Before I became a mom, I thought I had a decent idea of what it would be like. I’d read the books, followed the accounts, stocked the baby gear. I was ready. Or so I thought.
But here’s the thing — nothing truly prepares you for motherhood until you’re in it, 3 days deep into newborn life, covered in spit-up, crying because you forgot what a full night’s sleep feels like.
There’s so much I wish I had known.
I wish I knew that love would hit me like a freight train — not always right away, but deeply and fiercely, in the quiet moments. That it’s okay if bonding isn’t instant. It grows, just like they do.
I wish I knew how lonely it could feel, even when I was never physically alone.

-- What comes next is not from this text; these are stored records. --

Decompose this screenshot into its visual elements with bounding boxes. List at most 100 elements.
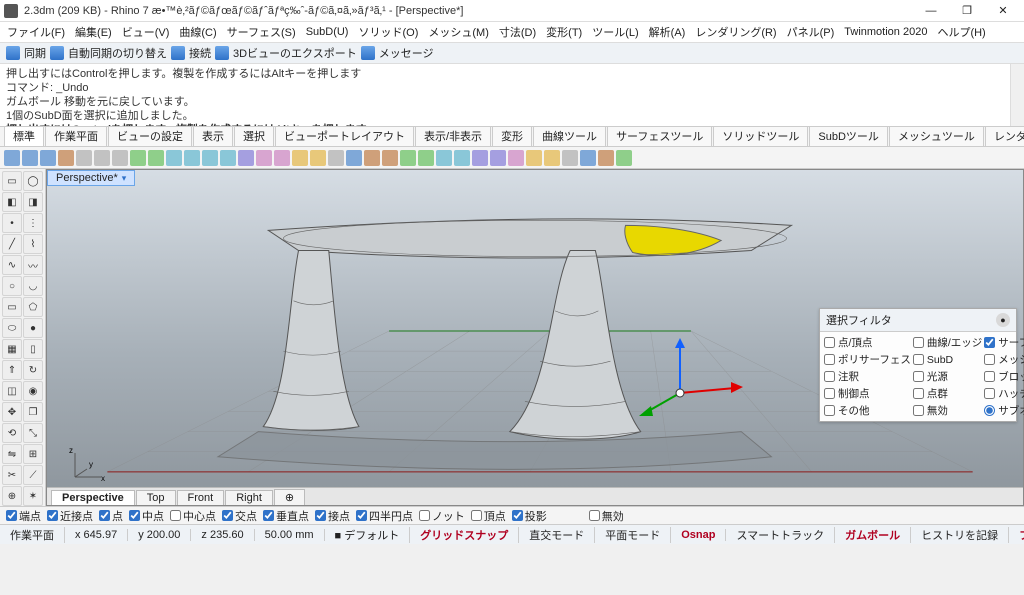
osnap-tan[interactable]: 接点 [315,508,350,524]
filter-subd[interactable]: SubD [913,352,982,367]
subd11-icon[interactable] [544,150,560,166]
status-ortho[interactable]: 直交モード [519,527,595,543]
osnap-vertex[interactable]: 頂点 [471,508,506,524]
subd1-icon[interactable] [364,150,380,166]
osnap-quad[interactable]: 四半円点 [356,508,413,524]
tool-interp[interactable]: 〰 [23,255,43,275]
selection-filter-panel[interactable]: 選択フィルタ ● 点/頂点 曲線/エッジ サーフェス/面 ポリサーフェス Sub… [819,308,1017,422]
osnap-near[interactable]: 近接点 [47,508,93,524]
filter-other[interactable]: その他 [824,403,911,418]
gumball-gizmo[interactable] [625,338,745,418]
tool-split[interactable]: ⟋ [23,465,43,485]
shade-icon[interactable] [256,150,272,166]
subd4-icon[interactable] [418,150,434,166]
connect-icon[interactable] [171,46,185,60]
filter-mesh[interactable]: メッシュ [984,352,1024,367]
tool-cylinder[interactable]: ▯ [23,339,43,359]
status-gumball[interactable]: ガムボール [835,527,911,543]
osnap-mid[interactable]: 中点 [129,508,164,524]
tool-circle[interactable]: ○ [2,276,22,296]
subd5-icon[interactable] [436,150,452,166]
redo-icon[interactable] [148,150,164,166]
vptab-perspective[interactable]: Perspective [51,490,135,505]
tool-select[interactable]: ▭ [2,171,22,191]
undo-icon[interactable] [130,150,146,166]
subd3-icon[interactable] [400,150,416,166]
osnap-knot[interactable]: ノット [419,508,465,524]
menu-mesh[interactable]: メッシュ(M) [425,23,492,41]
tool-rotate[interactable]: ⟲ [2,423,22,443]
close-button[interactable]: ✕ [986,1,1020,21]
autosync-icon[interactable] [50,46,64,60]
filter-hatch[interactable]: ハッチング [984,386,1024,401]
command-prompt[interactable]: 押し出すにはControlを押します。複製を作成するにはAltキーを押します: [6,123,1018,127]
filter-curves[interactable]: 曲線/エッジ [913,335,982,350]
filter-subobj[interactable]: サブオブジェクト [984,403,1024,418]
copy-icon[interactable] [94,150,110,166]
export3d-icon[interactable] [215,46,229,60]
maximize-button[interactable]: ❐ [950,1,984,21]
osnap-end[interactable]: 端点 [6,508,41,524]
menu-solid[interactable]: ソリッド(O) [355,23,421,41]
subd10-icon[interactable] [526,150,542,166]
tool-revolve[interactable]: ↻ [23,360,43,380]
filter-light[interactable]: 光源 [913,369,982,384]
new-icon[interactable] [4,150,20,166]
subd7-icon[interactable] [472,150,488,166]
osnap-point[interactable]: 点 [99,508,123,524]
tab-select[interactable]: 選択 [234,125,274,146]
menu-tools[interactable]: ツール(L) [589,23,641,41]
subd2-icon[interactable] [382,150,398,166]
paste-icon[interactable] [112,150,128,166]
subd6-icon[interactable] [454,150,470,166]
tool-box[interactable]: ▦ [2,339,22,359]
tool-point[interactable]: • [2,213,22,233]
options-icon[interactable] [292,150,308,166]
status-cplane[interactable]: 作業平面 [0,527,65,543]
save-icon[interactable] [40,150,56,166]
osnap-disable[interactable]: 無効 [589,508,624,524]
subd13-icon[interactable] [580,150,596,166]
tool-cplane2[interactable]: ◨ [23,192,43,212]
tab-curvetools[interactable]: 曲線ツール [533,125,606,146]
tool-array[interactable]: ⊞ [23,444,43,464]
message-icon[interactable] [361,46,375,60]
sync-button[interactable]: 同期 [24,45,46,61]
vptab-add[interactable]: ⊕ [274,489,305,505]
subd9-icon[interactable] [508,150,524,166]
menu-analyze[interactable]: 解析(A) [646,23,689,41]
tab-vplayout[interactable]: ビューポートレイアウト [275,125,414,146]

That it’s normal to miss your “old self,” and also love your new self fiercely at the same time.
I wish I knew that it’s okay to not love every moment. That the phrase “enjoy every second” is well-meaning, but also wildly unrealistic when you’re rocking a screaming baby at 3 a.m.
I wish I knew how strong I am — how much I could endure on no sleep, with cracked nipples, and a heart stretched to its limit.
But most of all, I wish I knew that it’s okay to ask for help. That you don’t get a trophy for doing it all on your own.
If I could go back, I wouldn’t change the journey. But I’d whisper to that pre-mom version of me: You’ve got this. It won’t be perfect, but it will be powerful. And you’ll never be the same — in the best way.